En conséquent les déplacements sont par définition “supprimés“. Pourtant, si le télétravail permet une réduction jusqu’à 31% des émissions de CO₂, celles-ci peuvent augmenter de 52% selon ses nouvelles habitudes. L’équivalent de 271kg de CO₂ par an sont dégagés par 4 mécanismes dont les incidences peuvent aussi bien être positives que négatives :
1 - Les étapes du trajet domicile-bureau maintenus (école, poste…)
2 - Des déplacements supplémentaires (courses, sport…)
3 - Des flux vidéos + importants (visio-conférence)
4 - Des consommations énergétiques supérieurs (chauffage, lumière, pc…)

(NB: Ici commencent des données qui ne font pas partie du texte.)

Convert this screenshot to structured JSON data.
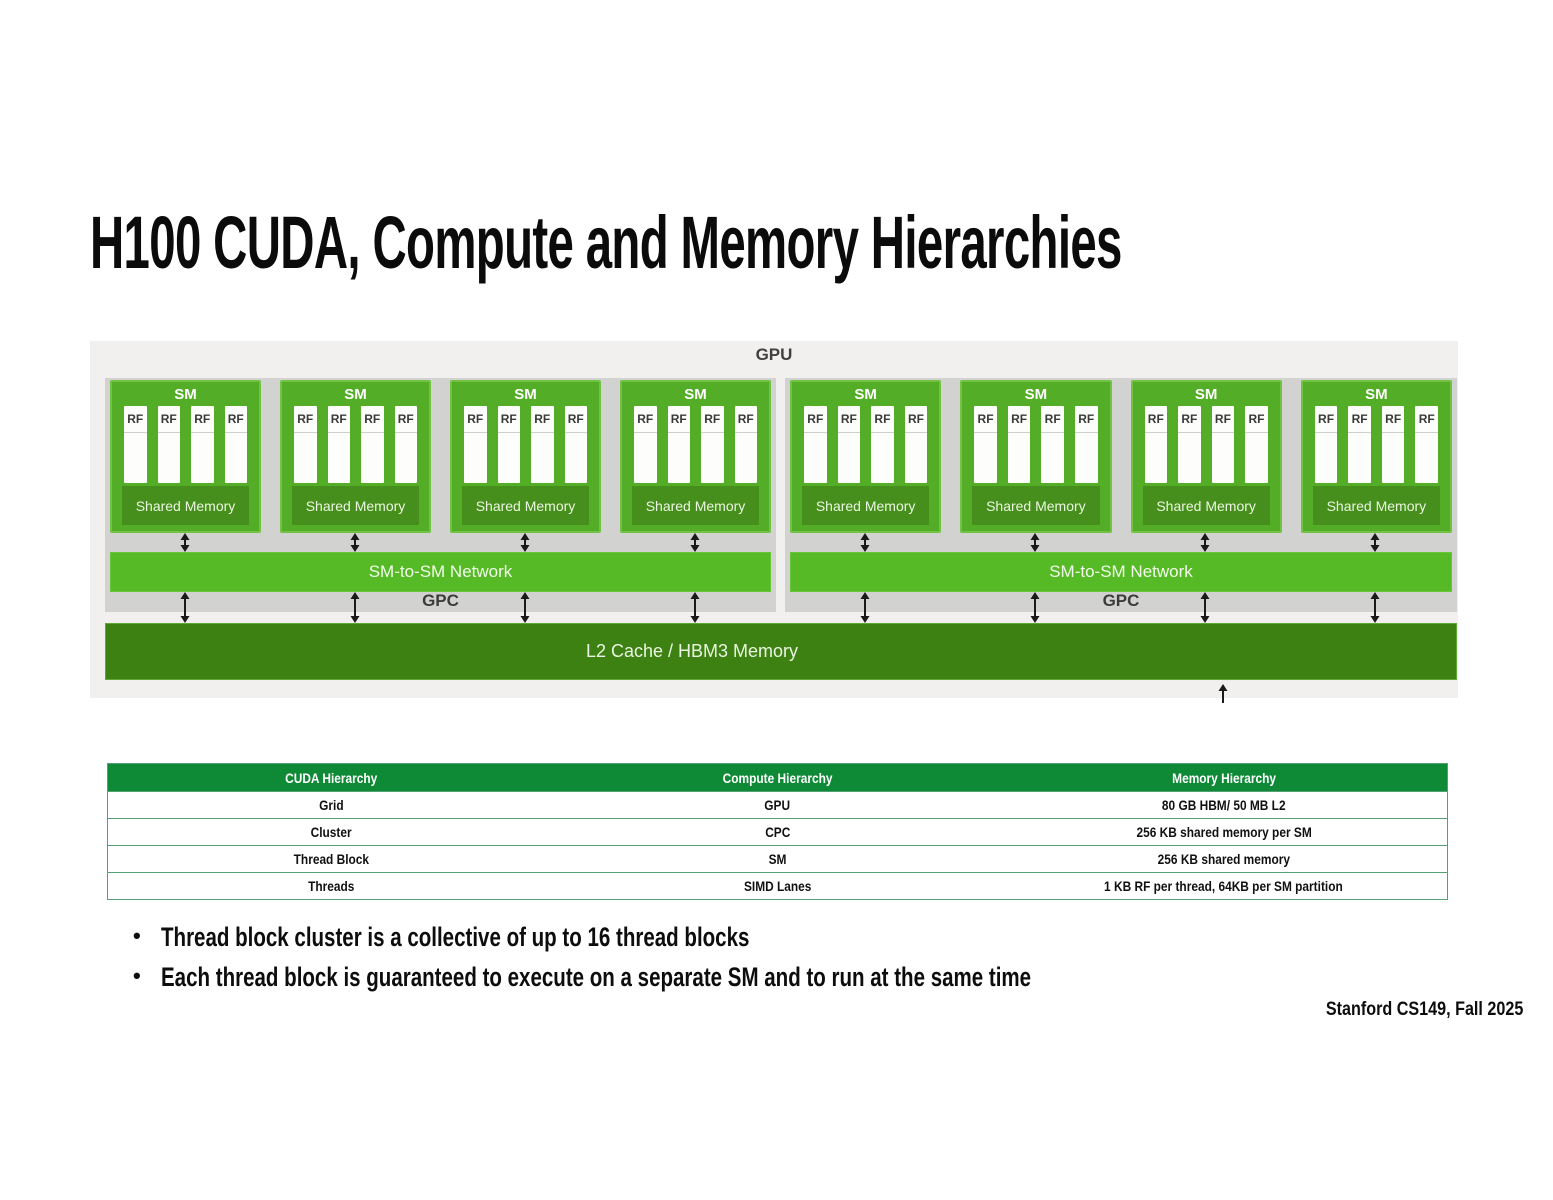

Le télétravail et la pollution numérique

Dans l’ère numérique, étonnamemment, plus on « dématérialise », plus on utilise de matière et d’énergie. La pollution numérique est la pollution engendrée par le fonctionnement du réseau Internet. Le principal point noir du télétravail est évidemment la pollution numérique générée par un travail totalement digital.
A partir de mars 2020, au premier confinement, avec toute la mise en place du télétravail qui était jusque là inhabituelle à cette échelle, nous avons pu observer 30% d’augmentation de la consommation internet et des données mobiles. C’est aussi, 20% d’augmentation pour le streaming (visionnage de vidéos en ligne). Ces augmentations portent les émissions de gaz à effet de serre à environ 4% des émissions mondiales !
Pourquoi y’a t’il eu une augmentation aussi élevé ?

En premier lieu, parce que tous les équipements informatiques consomment énormément d’électricité. Cela est expliqué par l’utilisation fréquente et élevée des appareils électrique que l’on recharge donc beaucoup plus souvent.
Aussi, toutes les données qui nous sont transmises pour travailler, sont des données stockées par chacun de nos appareils sur un cloud et se retrouvent en réalité dans un Datacenter qui lui est très énergivore. En plus de consommer de l’électricité pour les maintenir en activité 24h/24 et 7j/7, ils produisent beaucoup de chaleur, il faut donc les refroidir par climatisation, immersion dans l’eau, pompage de l’air… donc par des solutions diverses mais qui demandent une très forte consommation d’émission de CO₂.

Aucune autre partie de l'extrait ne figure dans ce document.